Porque as igrejas que abrigam mulheres e seus filhos não são um lugar seguro. As crianças que ali se refugiam também sofrem de desnutrição e doenças causadas pelas condições insalubres em que vivem. Elas, por sua vez, estão expostas à violência e exploração sexual. Só em abril, o ACNUR registrou 106 casos de violência contra mulheres e meninas em Kivu do Norte e do Sul. A maioria dos casos ocorreu em Beni.

Esther, 50 anos, mostra o caminho que seu filho percorreu pela última vez quando partiu para o front. Ela ainda espera notícias dele. Em Goma, 10 de maio.
Esther, 50 anos, mostra o caminho que seu filho percorreu pela última vez quando partiu para o front. Ela ainda espera notícias dele. Em Goma, 10 de maio. Laetitia Kasongo

Esther, de 50 anos, também não tem notícias do filho soldado. O jovem, Mardochee, de 25 anos, alistou-se no exército seis meses antes da guerra. Desde 28 de janeiro, sua mãe tenta contatá-lo por telefone, sem sucesso. "Ele morreu? O governo não tinha os nomes dos soldados que estavam na linha de frente? Por que não há comunicação, como em outros países?", pergunta Esther. "Estamos pedindo às autoridades que nos evacuem, que nos ouçam. Por que o governo está nos deixando morrer lentamente?", implora.

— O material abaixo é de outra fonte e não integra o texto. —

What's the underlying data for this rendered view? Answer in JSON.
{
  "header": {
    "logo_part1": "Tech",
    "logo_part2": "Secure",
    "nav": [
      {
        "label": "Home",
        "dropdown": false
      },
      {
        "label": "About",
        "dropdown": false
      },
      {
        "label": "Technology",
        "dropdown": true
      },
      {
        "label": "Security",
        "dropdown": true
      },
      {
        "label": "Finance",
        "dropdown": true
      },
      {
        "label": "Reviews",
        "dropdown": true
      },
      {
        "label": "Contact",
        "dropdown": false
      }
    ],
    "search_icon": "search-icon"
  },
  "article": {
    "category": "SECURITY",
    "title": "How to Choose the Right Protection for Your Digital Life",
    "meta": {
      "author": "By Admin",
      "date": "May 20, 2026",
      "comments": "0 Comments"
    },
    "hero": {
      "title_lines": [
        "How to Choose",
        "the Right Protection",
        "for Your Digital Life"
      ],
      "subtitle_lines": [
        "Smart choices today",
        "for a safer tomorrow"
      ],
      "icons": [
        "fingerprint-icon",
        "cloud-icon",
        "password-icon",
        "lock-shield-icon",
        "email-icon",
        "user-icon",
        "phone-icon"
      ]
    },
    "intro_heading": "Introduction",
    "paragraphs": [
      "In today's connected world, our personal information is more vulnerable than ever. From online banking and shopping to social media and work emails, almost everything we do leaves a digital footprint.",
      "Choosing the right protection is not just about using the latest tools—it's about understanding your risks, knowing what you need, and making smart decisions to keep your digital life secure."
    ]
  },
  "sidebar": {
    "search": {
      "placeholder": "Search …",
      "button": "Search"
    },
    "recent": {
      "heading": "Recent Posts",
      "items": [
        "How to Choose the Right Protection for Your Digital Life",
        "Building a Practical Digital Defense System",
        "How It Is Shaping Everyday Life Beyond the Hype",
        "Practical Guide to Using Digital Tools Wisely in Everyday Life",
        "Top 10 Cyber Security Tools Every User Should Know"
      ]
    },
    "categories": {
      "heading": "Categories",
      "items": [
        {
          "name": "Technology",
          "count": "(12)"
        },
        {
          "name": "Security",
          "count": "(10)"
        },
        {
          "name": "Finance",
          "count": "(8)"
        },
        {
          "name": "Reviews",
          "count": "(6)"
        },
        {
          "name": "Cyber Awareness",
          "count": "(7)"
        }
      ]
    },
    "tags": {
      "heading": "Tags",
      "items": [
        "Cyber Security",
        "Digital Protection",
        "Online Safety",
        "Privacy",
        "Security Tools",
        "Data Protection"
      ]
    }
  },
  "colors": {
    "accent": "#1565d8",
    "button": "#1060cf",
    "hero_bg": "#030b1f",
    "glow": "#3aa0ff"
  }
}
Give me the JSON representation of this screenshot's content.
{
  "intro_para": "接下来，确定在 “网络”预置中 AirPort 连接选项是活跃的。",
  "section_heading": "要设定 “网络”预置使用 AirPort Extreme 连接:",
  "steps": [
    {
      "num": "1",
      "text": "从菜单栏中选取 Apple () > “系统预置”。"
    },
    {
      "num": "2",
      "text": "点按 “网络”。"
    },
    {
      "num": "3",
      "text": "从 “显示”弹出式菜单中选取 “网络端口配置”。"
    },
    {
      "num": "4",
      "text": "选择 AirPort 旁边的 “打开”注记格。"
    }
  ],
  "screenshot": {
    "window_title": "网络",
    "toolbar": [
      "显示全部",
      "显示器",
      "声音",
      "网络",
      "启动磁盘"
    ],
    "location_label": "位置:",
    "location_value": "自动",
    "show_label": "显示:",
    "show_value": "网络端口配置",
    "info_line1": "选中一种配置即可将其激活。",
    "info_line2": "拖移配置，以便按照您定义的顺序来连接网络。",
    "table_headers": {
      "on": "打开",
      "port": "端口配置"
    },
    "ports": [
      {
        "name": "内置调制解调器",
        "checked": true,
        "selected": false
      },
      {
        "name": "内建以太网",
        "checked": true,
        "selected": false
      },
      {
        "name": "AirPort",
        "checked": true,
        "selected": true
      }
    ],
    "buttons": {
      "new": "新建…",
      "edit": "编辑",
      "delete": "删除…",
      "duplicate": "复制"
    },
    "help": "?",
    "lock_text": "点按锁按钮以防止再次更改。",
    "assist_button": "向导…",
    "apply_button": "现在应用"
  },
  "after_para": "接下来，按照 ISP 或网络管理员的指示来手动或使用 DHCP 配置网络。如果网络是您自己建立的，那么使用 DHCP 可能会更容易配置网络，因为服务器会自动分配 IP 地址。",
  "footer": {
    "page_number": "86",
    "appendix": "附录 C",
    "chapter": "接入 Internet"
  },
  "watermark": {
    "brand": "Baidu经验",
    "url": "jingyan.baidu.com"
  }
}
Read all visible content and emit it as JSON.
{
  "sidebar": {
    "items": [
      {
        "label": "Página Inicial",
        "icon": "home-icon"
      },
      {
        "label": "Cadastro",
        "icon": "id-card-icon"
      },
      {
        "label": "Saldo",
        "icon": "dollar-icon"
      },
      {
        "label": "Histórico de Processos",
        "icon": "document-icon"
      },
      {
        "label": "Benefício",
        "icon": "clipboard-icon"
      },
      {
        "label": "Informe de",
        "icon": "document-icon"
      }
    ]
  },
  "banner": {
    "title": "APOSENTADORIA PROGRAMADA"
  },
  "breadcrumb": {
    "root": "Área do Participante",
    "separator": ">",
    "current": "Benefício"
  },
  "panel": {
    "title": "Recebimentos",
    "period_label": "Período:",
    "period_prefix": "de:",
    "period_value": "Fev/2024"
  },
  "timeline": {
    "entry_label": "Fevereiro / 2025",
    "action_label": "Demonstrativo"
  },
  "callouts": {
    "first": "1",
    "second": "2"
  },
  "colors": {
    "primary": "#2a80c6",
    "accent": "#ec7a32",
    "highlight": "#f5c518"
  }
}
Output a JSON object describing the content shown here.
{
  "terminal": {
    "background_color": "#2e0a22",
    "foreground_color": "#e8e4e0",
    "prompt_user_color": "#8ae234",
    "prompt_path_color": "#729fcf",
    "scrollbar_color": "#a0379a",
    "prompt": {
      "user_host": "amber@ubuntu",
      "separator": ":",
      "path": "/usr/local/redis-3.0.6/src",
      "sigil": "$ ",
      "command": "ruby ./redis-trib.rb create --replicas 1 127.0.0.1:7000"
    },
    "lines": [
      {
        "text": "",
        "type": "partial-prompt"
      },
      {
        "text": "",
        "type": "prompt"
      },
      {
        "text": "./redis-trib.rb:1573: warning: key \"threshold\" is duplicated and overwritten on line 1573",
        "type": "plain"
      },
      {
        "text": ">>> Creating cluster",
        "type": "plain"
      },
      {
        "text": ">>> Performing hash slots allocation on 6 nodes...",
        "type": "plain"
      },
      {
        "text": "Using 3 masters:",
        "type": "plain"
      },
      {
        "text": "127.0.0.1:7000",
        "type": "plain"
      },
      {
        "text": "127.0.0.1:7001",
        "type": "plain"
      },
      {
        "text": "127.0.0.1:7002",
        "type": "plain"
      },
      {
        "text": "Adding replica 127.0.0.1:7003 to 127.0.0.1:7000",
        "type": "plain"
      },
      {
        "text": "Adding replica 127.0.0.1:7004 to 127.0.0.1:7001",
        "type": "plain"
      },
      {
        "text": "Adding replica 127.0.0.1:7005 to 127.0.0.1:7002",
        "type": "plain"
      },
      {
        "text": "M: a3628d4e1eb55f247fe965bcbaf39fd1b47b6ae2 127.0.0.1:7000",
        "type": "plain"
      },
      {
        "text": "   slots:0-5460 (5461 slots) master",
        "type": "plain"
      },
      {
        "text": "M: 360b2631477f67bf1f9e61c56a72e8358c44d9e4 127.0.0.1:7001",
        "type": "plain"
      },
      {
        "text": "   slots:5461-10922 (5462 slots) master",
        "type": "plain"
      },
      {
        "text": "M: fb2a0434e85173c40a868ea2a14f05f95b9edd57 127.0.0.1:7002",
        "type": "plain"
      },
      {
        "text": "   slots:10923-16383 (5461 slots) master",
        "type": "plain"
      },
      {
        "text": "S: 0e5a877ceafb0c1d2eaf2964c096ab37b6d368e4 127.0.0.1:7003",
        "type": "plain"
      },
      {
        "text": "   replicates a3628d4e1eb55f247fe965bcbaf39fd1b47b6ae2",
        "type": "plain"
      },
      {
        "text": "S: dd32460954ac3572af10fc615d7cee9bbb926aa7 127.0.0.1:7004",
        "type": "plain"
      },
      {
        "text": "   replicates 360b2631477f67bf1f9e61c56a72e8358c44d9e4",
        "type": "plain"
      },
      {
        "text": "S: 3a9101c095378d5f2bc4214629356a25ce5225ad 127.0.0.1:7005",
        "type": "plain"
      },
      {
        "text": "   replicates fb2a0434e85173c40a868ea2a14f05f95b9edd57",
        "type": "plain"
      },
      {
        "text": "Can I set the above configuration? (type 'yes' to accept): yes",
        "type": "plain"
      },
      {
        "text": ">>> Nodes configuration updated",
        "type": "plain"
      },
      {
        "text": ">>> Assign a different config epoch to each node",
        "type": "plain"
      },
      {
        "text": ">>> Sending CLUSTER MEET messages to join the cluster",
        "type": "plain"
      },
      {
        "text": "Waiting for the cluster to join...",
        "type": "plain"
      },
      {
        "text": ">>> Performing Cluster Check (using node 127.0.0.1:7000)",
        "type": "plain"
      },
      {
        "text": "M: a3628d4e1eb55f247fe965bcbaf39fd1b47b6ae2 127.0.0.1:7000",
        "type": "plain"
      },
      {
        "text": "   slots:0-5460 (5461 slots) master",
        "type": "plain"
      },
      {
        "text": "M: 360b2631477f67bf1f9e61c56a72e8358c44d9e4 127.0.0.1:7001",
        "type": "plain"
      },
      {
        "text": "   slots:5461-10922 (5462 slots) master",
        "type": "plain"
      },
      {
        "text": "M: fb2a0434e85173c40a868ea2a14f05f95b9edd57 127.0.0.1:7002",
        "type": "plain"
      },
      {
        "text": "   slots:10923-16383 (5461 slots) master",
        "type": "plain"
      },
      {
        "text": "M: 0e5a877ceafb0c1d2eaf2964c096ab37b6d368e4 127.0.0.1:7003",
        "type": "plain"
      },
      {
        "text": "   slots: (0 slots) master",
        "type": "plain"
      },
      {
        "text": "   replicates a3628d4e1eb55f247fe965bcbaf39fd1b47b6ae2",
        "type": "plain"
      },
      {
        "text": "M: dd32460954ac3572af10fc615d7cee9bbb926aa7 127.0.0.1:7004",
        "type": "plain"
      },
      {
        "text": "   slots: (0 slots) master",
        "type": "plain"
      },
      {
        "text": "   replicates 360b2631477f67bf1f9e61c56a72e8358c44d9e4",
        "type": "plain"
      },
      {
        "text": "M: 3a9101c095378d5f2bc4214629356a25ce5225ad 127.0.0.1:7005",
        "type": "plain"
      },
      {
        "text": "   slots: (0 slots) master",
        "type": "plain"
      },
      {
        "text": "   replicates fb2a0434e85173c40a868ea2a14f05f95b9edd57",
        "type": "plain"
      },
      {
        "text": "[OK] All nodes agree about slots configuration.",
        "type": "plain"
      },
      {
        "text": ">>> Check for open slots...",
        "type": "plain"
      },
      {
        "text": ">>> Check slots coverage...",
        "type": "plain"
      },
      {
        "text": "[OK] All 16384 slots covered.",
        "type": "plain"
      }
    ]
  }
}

Não somos inimigas do Estado. Somos esposas, mães e irmãs daqueles que lutam pela nação. Merecemos respeito e dignidade.

Julienne, casada com um soldado congolês

Clarisse, de 22 anos, deixou Goma com os dois filhos a tiracolo, rumo a Beni. "Em Goma, dormimos ao relento. Em Beni, esperamos que alguma autoridade tenha misericórdia, então decidi correr esse risco. Pelo futuro dos meus filhos", acrescenta. Com o título de eleitor em mãos, Clarisse sobe em uma motocicleta com os filhos para viajar mais ao norte, apesar dos riscos envolvidos. Originária do Kasai Oriental, esta jovem, que não conhece a região, chegou de Kinshasa com o marido, um soldado que estava estacionado em Goma quatro meses antes da guerra. Seu único objetivo é retornar a Kinshasa, tendo perdido toda a esperança de reencontrar o marido.

Clarisse, com um de seus dois filhos em Beni, aguarda evacuação para uma área mais segura em 27 de maio de 2025.
Clarisse, com um de seus dois filhos em Beni, aguarda evacuação para uma área mais segura em 27 de maio de 2025. Laetitia Kasongo

“Não somos inimigas do Estado. Somos esposas, mães e irmãs daqueles que lutam pela nação. Merecemos respeito e dignidade”, diz Julienne, de 39 anos. Assim como ela, as outras mulheres que falaram com o EL PAÍS exigem “ajuda urgente” do governo congolês e da comunidade internacional, além de informações sobre o destino de seus maridos. Mas, acima de tudo, elas querem ser evacuadas para áreas mais seguras, como Kinshasa, para que possam “reconstruir” suas vidas.